Harvey Specter: I know you're angry but I took the restructure deal to real estate that puts them in your pocket.


Jessica Pearson: Real estate has always been in my pocket. It's only you they hated and I'm beginning to understand why.


Harvey Specter: This isn't me against you.


Jessica Pearson: Hardman is back. You are the one person I could trust.


Harvey Specter: Jessica...


Jessica Pearson: I've always known what you are Harvey. I thought that was my greatest asset. Now am wondering if you're not my biggest liability.


Harvey Specter: This isn't about bankruptcy. You're still pissed off about Mike Ross.


Jessica Pearson: Damn right, I am!


Harvey Specter: I offered to walk away.


Jessica Pearson: That offer was bullshit and you know it. You hired that kid to amuse yourself and now am vulnerable. And after everything that has happened, you still couldn't put me ahead of you.


Harvey Specter: The client asked me to save his dream. I did.


Jessica Pearson: You're actually starting to believe your own bullshit.

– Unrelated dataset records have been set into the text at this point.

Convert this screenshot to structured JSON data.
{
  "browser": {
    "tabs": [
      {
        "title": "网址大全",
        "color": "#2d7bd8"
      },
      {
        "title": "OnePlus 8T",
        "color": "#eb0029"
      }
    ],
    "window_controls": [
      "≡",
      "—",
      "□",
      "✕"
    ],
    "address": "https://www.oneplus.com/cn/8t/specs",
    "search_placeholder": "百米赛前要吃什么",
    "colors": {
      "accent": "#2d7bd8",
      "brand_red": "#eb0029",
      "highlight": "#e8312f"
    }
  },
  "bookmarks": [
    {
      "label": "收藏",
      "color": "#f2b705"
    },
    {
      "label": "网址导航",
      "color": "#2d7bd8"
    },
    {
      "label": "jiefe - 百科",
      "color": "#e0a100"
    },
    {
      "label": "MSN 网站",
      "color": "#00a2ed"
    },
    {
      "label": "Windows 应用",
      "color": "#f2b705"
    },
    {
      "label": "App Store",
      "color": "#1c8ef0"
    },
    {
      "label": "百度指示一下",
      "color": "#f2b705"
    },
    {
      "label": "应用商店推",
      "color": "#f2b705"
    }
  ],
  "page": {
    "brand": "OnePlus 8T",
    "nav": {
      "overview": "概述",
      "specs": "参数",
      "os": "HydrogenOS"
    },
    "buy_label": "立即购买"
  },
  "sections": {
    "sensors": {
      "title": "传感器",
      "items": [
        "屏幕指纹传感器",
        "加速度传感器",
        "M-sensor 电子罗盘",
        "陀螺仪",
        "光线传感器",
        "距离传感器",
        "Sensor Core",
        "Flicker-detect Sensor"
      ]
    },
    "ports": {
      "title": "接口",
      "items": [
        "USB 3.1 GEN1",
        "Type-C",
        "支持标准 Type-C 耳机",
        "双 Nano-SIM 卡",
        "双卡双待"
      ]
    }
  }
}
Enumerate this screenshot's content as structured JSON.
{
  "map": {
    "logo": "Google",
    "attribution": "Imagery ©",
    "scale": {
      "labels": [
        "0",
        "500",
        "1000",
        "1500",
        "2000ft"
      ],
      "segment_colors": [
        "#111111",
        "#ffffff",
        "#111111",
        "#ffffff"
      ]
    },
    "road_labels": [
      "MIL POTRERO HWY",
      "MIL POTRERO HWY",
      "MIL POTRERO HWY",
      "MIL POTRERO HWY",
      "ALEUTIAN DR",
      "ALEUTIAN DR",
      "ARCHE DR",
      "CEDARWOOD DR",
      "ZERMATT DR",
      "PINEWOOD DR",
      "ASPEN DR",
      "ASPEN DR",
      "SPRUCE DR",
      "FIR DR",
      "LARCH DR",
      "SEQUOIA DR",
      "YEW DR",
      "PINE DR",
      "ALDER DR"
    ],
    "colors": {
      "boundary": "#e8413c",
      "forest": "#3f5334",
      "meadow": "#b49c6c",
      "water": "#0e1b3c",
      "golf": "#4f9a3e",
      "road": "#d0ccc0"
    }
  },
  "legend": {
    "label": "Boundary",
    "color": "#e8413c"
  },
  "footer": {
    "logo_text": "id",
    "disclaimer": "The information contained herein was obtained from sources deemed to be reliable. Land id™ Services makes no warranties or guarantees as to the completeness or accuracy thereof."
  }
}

Harvey Specter: Jessica, common on!


Jessica Pearson: Just go. I will get past this. I will move on and I will accept that at the end of the day, that am alone in this.



SUITS, Season 2

I stopped at this scene to eat its meat. I realized three things: 

1. When you are put in a situation where you have to separate work and personal relationship and you have the higher position, you are always expected to do the right thing. Set aside subjectivity and do your job. At some point, one or two sacrifices had to be made. All you hope for is for personal side not to be affected by the ugly sounding work decisions you had to make.

2. On the other hand, in this same relationship, you are subjecting yourself into possible disappointment if the other person turns against you to also favor what he thinks is a good work action. When this person does this, it can also come across as a betrayal of friendship which puts your objectivity in question.


Before I give you the third, let me share with you the early and the last scenes of this episode. 

Upon Hardman's return, he immediately secured an office of his own. During the construction, Jessica's favorite tea cart was removed from where it was (it appears to me that it will be placed in Hardman's office and is symbolical of who's in lead) and she was a little disappointed. On a different scene, Harvey checks in on Mike who followed an instruction he gave him despite how it will break the latter's heart. Mike said,
"Why is it that I have to do everything that you tell me to and you get to ignore whatever Jessica tells you to do?"
This made Harvey reevaluate what he did to Jessica and that he should lead by example. When the episode ended, Jessica was alone in her office reading, Harvey comes in with the tea cart and says: 
"You are not alone in this." 
Jessica smiled and instructed Harvey to place it where it should be.

3. Wherever life takes good friends, whether it creates a space between your work titles and one has to report to the other, friends are friends. It will surface no matter what. If your friendship is strong and you both understand your roles at work and in your personal relationship, no difference in title will matter. At the end of the day, we all need friends. As hard as it is to keep it while doing our jobs right, it always becomes a decision we have to make in the end. I think this decision that we make, every end of the day, reflects how we handle both our work and personal lives and clearly defines who we are. Harvey's action in the closing scene was not just very gentleman of him but also a humble declaration of his submission to his boss by deciding to put her ahead of him this time; it was also peace offering and a reassurance to his very good friend. Now, that's something! 


PS 

My hunch is, in a future episode, Harvey's decision not to follow Jessica's instructions will put one of them, if not all of them, inside a frying pan. Whether my hunch is right or wrong, I can't wait to find out!